Ostatnie zgłoszenia do pozwu przeciwko „wielkiej siódemce” – prawnicy zachęcają Polaków

Na czym dokładnie polegała zmowa? Wszystko wyjaśniałem tutaj.

Mijają już trzy lata od stwierdzenia zmowy cenowej europejskich producentów ciężarówek. W okresie 1997-2011 koszty zakupu nowych pojazdów miały nielegalnie wzrosnąć o od 5 do 20 procent. Wszystko zaś odbyło się przy okazji wprowadzania nowych norm emisji spalin.

W związku z tym nielegalnym kartelem, przewoźnicy z całej Europy postanowili wytoczyć producentom protesty. W ten sposób transportowcy domagają się odszkodowania za nielegalny wzrost cen. Przykład jednego z największych takich pozwów, z udziałem niemieckich firm, prezentowałem dwa lata temu, w tym artykule.

Teraz natomiast ci sami prawnicy chcą zachęcić do walki jak najwięcej firm z Polski. Z organizację pozwu odpowiadają niemiecka firma Financialright Claims GmbH oraz amerykańska kancelaria prawna Hausfeld. Wspólnie podkreślają one, że już z końcem tego roku przedawni się cześć roszczeń. Dlatego też firmy chętne do udziału w trzeciej (i ostatniej) części pozwu muszą dokonać zgłoszenia najpóźniej 31 lipca. Można tego dokonać poprzez stronę internetową truck-damages.com/stf/pl.

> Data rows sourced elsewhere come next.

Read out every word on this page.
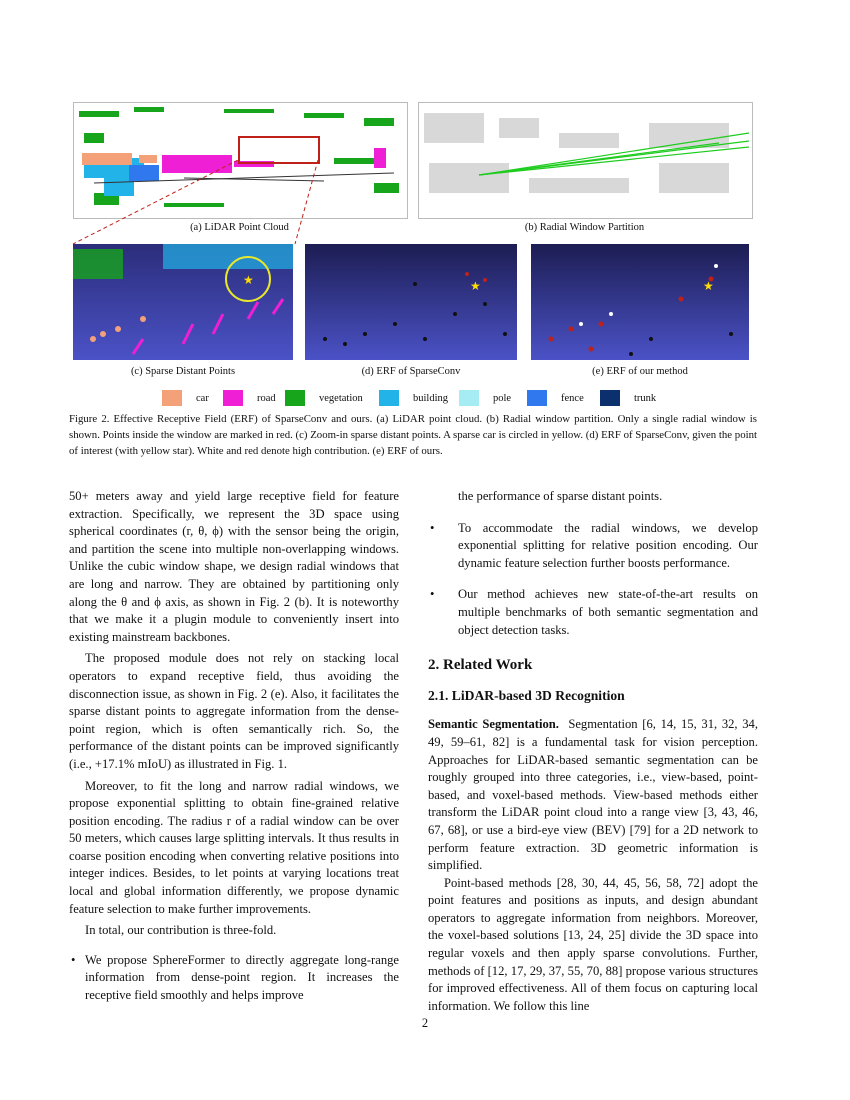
(a) LiDAR Point Cloud	(b) Radial Window Partition
★
(c) Sparse Distant Points
★
(d) ERF of SparseConv
★
(e) ERF of our method
car	road	vegetation	building	pole	fence	trunk
Figure 2. Effective Receptive Field (ERF) of SparseConv and ours. (a) LiDAR point cloud. (b) Radial window partition. Only a single radial window is shown. Points inside the window are marked in red. (c) Zoom-in sparse distant points. A sparse car is circled in yellow. (d) ERF of SparseConv, given the point of interest (with yellow star). White and red denote high contribution. (e) ERF of ours.

50+ meters away and yield large receptive field for feature extraction. Specifically, we represent the 3D space using spherical coordinates (r, θ, ϕ) with the sensor being the origin, and partition the scene into multiple non-overlapping windows. Unlike the cubic window shape, we design radial windows that are long and narrow. They are obtained by partitioning only along the θ and ϕ axis, as shown in Fig. 2 (b). It is noteworthy that we make it a plugin module to conveniently insert into existing mainstream backbones.

The proposed module does not rely on stacking local operators to expand receptive field, thus avoiding the disconnection issue, as shown in Fig. 2 (e). Also, it facilitates the sparse distant points to aggregate information from the dense-point region, which is often semantically rich. So, the performance of the distant points can be improved significantly (i.e., +17.1% mIoU) as illustrated in Fig. 1.

Moreover, to fit the long and narrow radial windows, we propose exponential splitting to obtain fine-grained relative position encoding. The radius r of a radial window can be over 50 meters, which causes large splitting intervals. It thus results in coarse position encoding when converting relative positions into integer indices. Besides, to let points at varying locations treat local and global information differently, we propose dynamic feature selection to make further improvements.

In total, our contribution is three-fold.

• We propose SphereFormer to directly aggregate long-range information from dense-point region. It increases the receptive field smoothly and helps improve

the performance of sparse distant points.

• To accommodate the radial windows, we develop exponential splitting for relative position encoding. Our dynamic feature selection further boosts performance.

• Our method achieves new state-of-the-art results on multiple benchmarks of both semantic segmentation and object detection tasks.

2. Related Work
2.1. LiDAR-based 3D Recognition

Semantic Segmentation. Segmentation [6, 14, 15, 31, 32, 34, 49, 59–61, 82] is a fundamental task for vision perception. Approaches for LiDAR-based semantic segmentation can be roughly grouped into three categories, i.e., view-based, point-based, and voxel-based methods. View-based methods either transform the LiDAR point cloud into a range view [3, 43, 46, 67, 68], or use a bird-eye view (BEV) [79] for a 2D network to perform feature extraction. 3D geometric information is simplified.

Point-based methods [28, 30, 44, 45, 56, 58, 72] adopt the point features and positions as inputs, and design abundant operators to aggregate information from neighbors. Moreover, the voxel-based solutions [13, 24, 25] divide the 3D space into regular voxels and then apply sparse convolutions. Further, methods of [12, 17, 29, 37, 55, 70, 88] propose various structures for improved effectiveness. All of them focus on capturing local information. We follow this line

2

Zdaniem prawników, polskie firmy mogą otrzymać nawet 10 tys. euro zwrotu za każdą przepłaconą ciężarówkę. Dotychczas na walkę o te pieniądze zdecydowali się w Polsce posiadacze tylko 8 tys. pojazdów. To naprawdę niewiele w stosunku do łącznie 150 tys. samochodów ujętych w dwóch dotychczasowych częściach oskarżenia.